Method 6 - Using Logarithms

bool isPowerOfTwo(int n) {
    return floor(log2(n)) == ceil(log2(n)) && n!=0 ? true : false;
}

Above solution easily works in c++, for java:

public boolean isPowerOfTwo(int n) {
	if(n==0)
		return false;
    return (int)(Math.ceil(Math.log10(n)/Math.log10(2))) == (int)(Math.floor(Math.log10(n)/Math.log10(2)));
}

Note that above code works for Math.log10 but doesn’t for Math.log.

Method 7 - Using Integer.Max_Value and Division

Because the range of an integer = -2147483648 (-2^31) ~ 2147483647 (2^31-1), the max possible power of two = 2^30 = 1073741824.

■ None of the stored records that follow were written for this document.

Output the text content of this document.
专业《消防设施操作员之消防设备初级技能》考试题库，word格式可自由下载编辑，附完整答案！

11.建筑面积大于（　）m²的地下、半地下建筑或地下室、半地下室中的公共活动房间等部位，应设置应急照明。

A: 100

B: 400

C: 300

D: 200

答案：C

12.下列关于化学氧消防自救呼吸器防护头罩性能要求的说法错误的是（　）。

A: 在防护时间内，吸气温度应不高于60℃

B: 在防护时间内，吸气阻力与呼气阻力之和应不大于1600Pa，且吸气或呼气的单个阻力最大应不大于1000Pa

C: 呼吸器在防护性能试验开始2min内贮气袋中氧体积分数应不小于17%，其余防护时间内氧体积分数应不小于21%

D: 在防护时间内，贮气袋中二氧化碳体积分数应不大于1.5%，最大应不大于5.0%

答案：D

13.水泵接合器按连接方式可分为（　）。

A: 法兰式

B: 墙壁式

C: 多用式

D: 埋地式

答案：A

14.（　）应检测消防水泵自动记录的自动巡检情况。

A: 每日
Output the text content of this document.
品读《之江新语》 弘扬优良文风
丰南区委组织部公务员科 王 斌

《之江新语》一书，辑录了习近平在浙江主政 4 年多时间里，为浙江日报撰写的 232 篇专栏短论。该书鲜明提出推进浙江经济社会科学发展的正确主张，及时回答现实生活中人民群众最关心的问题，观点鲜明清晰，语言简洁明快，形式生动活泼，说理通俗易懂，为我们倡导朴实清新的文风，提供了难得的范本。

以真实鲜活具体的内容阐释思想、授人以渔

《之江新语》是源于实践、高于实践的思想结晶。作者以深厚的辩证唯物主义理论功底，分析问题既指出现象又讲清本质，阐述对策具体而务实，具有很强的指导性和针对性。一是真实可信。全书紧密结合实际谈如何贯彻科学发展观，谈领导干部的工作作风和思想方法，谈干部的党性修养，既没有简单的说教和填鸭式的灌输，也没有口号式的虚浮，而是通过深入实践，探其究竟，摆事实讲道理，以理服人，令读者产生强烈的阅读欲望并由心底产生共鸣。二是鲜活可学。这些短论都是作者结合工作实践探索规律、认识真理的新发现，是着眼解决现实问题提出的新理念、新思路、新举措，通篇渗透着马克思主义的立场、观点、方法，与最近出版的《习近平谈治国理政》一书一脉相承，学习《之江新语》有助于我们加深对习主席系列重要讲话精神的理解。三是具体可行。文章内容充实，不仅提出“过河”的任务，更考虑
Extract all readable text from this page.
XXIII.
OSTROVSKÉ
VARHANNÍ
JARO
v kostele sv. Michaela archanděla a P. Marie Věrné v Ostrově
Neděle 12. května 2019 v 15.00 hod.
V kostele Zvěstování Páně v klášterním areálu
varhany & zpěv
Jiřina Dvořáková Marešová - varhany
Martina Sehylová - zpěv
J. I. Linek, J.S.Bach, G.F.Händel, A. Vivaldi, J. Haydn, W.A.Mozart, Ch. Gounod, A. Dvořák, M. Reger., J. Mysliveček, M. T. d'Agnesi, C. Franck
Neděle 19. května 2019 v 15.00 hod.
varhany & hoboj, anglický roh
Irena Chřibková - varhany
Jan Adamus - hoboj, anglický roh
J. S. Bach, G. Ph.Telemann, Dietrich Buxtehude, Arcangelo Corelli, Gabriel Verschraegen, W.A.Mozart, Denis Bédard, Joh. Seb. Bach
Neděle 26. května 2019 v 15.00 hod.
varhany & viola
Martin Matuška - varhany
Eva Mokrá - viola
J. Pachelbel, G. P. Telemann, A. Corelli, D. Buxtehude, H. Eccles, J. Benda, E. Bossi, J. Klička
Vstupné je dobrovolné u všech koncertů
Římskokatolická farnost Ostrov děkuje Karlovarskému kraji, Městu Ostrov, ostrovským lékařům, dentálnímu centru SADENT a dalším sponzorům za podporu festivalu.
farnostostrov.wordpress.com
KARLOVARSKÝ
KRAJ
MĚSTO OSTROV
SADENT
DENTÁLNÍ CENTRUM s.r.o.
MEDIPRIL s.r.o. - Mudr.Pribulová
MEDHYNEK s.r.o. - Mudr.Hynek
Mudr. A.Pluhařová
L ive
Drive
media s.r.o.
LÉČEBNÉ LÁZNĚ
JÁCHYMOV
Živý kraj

1. If n is the power of two, let n = 2^k, where k is an integer. We have 2^30 = (2^k) * 2^(30-k), which means (2^30 % 2^k) == 0.
2. If n is not the power of two, let n = j*(2^k), where k is an integer and j is an odd number.

We have (2^30 % j*(2^k)) == (2^(30-k) % j) != 0.

return n > 0 && (1073741824 % n == 0);

Complexity

• ⏰ Time complexity: O(1)
• 🧺 Space complexity: O(1)